In the exit interviews of those employees who have left, low base pay has been cited repeatedly as a major reason for departure. Low base pay puts the department at a competitive disadvantage when trying to attract and retain employees with the experience and qualifications that fit the department’s needs. Both the department and city administration acknowledge this problem, but an agreeable solution has been elusive. The solution to the problem involves figuring out how to achieve a base pay increase that is significant enough to be competitive while remaining within budgetary constraints, Pavey indicated in the news release.

“There is a contingent that would like to maintain the department’s current staffing standard of 23 paid full-time firefighters and increase base pay. That is an unachievable and unsustainable option. No other community of our size has been able to staff their department at the numbers Rushville has,” the mayor stated. “A more reasonable and sustainable option could be to do more with less. Many communities of our size are operating this way already. For Rushville, this could involve keeping the current budget level but reducing the full-time staffing standard and redistributing the eliminated full-time salaries to the base pay of the remaining full-time staff. Maintaining services may also require restructuring to add paid on-call personnel and/or part-time employees to continue to provide adequate coverage. This is certainly not a new option. City administration and department leadership have been aware of its potential for many years, but the department has shown reluctance to move in that direction.”

He went on to say that he has worked like no other mayor to keep the fire/EMS department sustainable, but to do that his administration is going to have to continue to tweak the system.

“We are at a point where we have to evolve,” Pavey stated.

“Looking at the service we provide now, the department does five or six medical runs for every fire run,” Rushville City Council President Bradley Berkemeier said. “Fighting fires and providing ambulance service are both important, life-saving endeavors, but the fact is we do more medical work than fire work now.

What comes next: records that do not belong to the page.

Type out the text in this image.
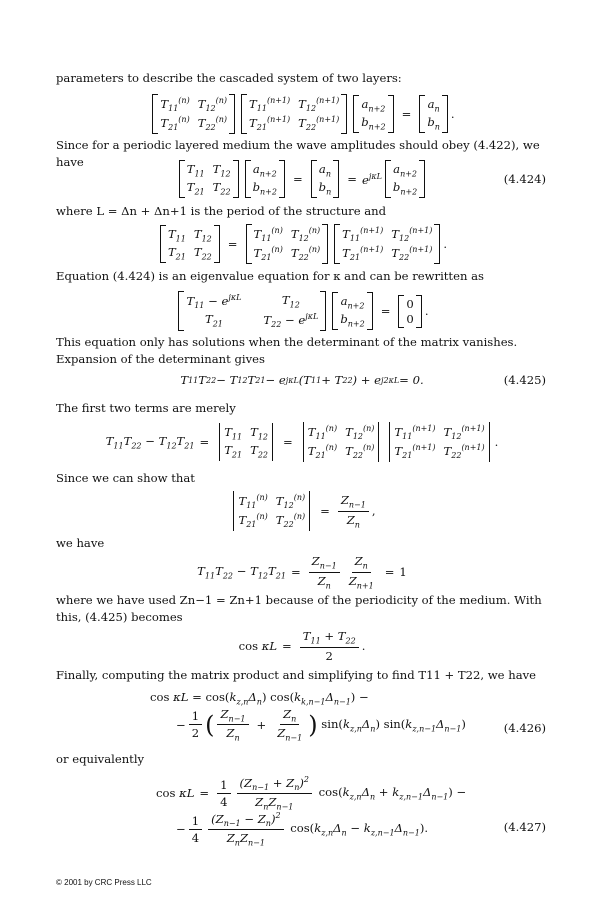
parameters to describe the cascaded system of two layers:
$T_{11}^{(n)}$ $T_{12}^{(n)}$
$T_{21}^{(n)}$ $T_{22}^{(n)}$
$T_{11}^{(n+1)}$ $T_{12}^{(n+1)}$
$T_{21}^{(n+1)}$ $T_{22}^{(n+1)}$
$a_{n+2}$
$b_{n+2}$
=
$a_n$
$b_n$
.
Since for a periodic layered medium the wave amplitudes should obey (4.422), we have
$T_{11}$ $T_{12}$
$T_{21}$ $T_{22}$
$a_{n+2}$
$b_{n+2}$
=
$a_n$
$b_n$
= $e^{j\kappa L}$ $a_{n+2}$
$b_{n+2}$
(4.424)
where L = Δn + Δn+1 is the period of the structure and
$T_{11}$ $T_{12}$
$T_{21}$ $T_{22}$
=
$T_{11}^{(n)}$ $T_{12}^{(n)}$
$T_{21}^{(n)}$ $T_{22}^{(n)}$
$T_{11}^{(n+1)}$ $T_{12}^{(n+1)}$
$T_{21}^{(n+1)}$ $T_{22}^{(n+1)}$ .
Equation (4.424) is an eigenvalue equation for κ and can be rewritten as
$T_{11} - e^{j\kappa L}$	$T_{12}$
$T_{21}$	$T_{22} - e^{j\kappa L}$
$a_{n+2}$
$b_{n+2}$
=
0
0
.
This equation only has solutions when the determinant of the matrix vanishes. Expansion of the determinant gives
T 11 T 22 − T 12 T 21 − e jκL (T 11 + T 22 ) + e j2κL = 0.	(4.425)
The first two terms are merely
$T_{11}T_{22} - T_{12}T_{21}$ =
$T_{11}$ $T_{12}$
$T_{21}$ $T_{22}$
=
$T_{11}^{(n)}$ $T_{12}^{(n)}$
$T_{21}^{(n)}$ $T_{22}^{(n)}$
$T_{11}^{(n+1)}$ $T_{12}^{(n+1)}$
$T_{21}^{(n+1)}$ $T_{22}^{(n+1)}$ .
Since we can show that
$T_{11}^{(n)}$ $T_{12}^{(n)}$
$T_{21}^{(n)}$ $T_{22}^{(n)} = \frac{Z_{n-1}}{Z_n}$ ,
we have
$T_{11}T_{22} - T_{12}T_{21} = \frac{Z_{n-1}}{Z_n} \frac{Z_n}{Z_{n+1}} = 1$
where we have used Zn−1 = Zn+1 because of the periodicity of the medium. With this, (4.425) becomes
$\cos \kappa L = \frac{T_{11} + T_{22}}{2}$ .
Finally, computing the matrix product and simplifying to find T11 + T22, we have
$\cos \kappa L = \cos(k_{z,n}\Delta_n) \cos(k_{k,n-1}\Delta_{n-1})$ −
− $\frac{1}{2}$ ( $\frac{Z_{n-1}}{Z_n} + \frac{Z_n}{Z_{n-1}}$ ) $\sin(k_{z,n}\Delta_n)$ $\sin(k_{z,n-1}\Delta_{n-1})$	(4.426)
or equivalently
$\cos \kappa L = \frac{1}{4} \frac{(Z_{n-1} + Z_n)^2}{Z_nZ_{n-1}} \cos(k_{z,n}\Delta_n + k_{z,n-1}\Delta_{n-1})$ −
− $\frac{1}{4} \frac{(Z_{n-1} - Z_n)^2}{Z_nZ_{n-1}} \cos(k_{z,n}\Delta_n - k_{z,n-1}\Delta_{n-1})$.	(4.427)
© 2001 by CRC Press LLC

Until everyone develops a better appreciation for that, I think we will continue to struggle to unite to make the changes that are needed.”

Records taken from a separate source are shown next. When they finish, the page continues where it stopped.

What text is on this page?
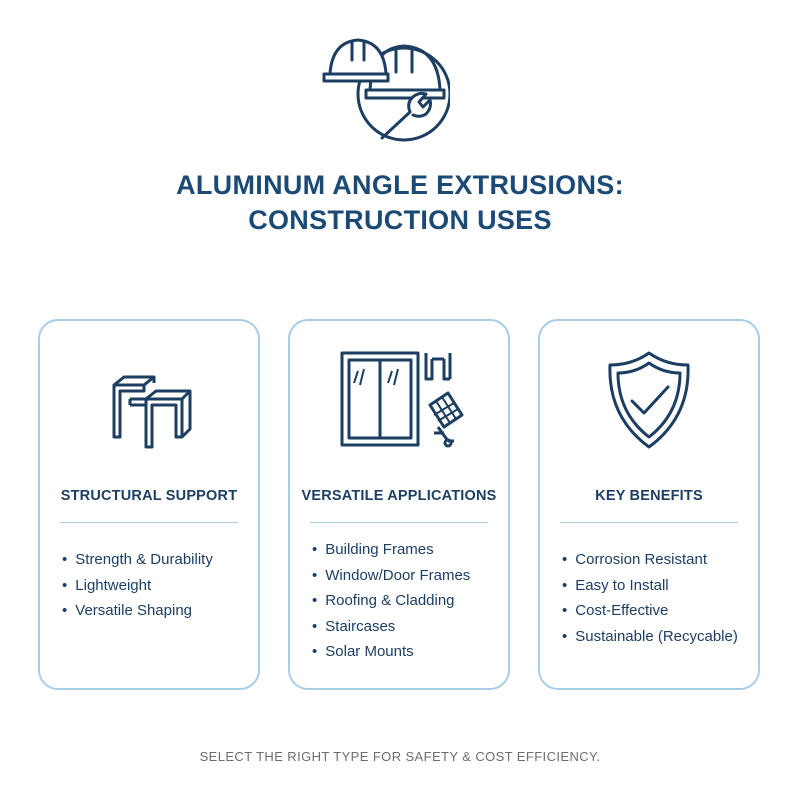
ALUMINUM ANGLE EXTRUSIONS:
CONSTRUCTION USES
STRUCTURAL SUPPORT
• Strength & Durability
• Lightweight
• Versatile Shaping
VERSATILE APPLICATIONS
• Building Frames
• Window/Door Frames
• Roofing & Cladding
• Staircases
• Solar Mounts
KEY BENEFITS
• Corrosion Resistant
• Easy to Install
• Cost-Effective
• Sustainable (Recycable)
SELECT THE RIGHT TYPE FOR SAFETY & COST EFFICIENCY.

Elected officials and department leadership have been working to develop a system that will entice qualified new applicants. At the same time, they are working to encourage current members of the department to seek professional development opportunities and to engage more with the community in their public safety capacity.

In addition to working with department leadership, Mayor Pavey has sought advice and input from other communities’ fire/EMS leadership. He has also called upon Rushville Police Chief Craig Tucker to aid in the process, and said Tucker’s leadership and public safety experience have added valuable insight.

“Everyone is working hard to insure we come out of this with the best possible department for both our employees and our citizens,” Chief Tucker said. “We will continue to work to balance our responsibility to the public’s safety needs with our duty to be fiscally responsible agents of their tax dollars.”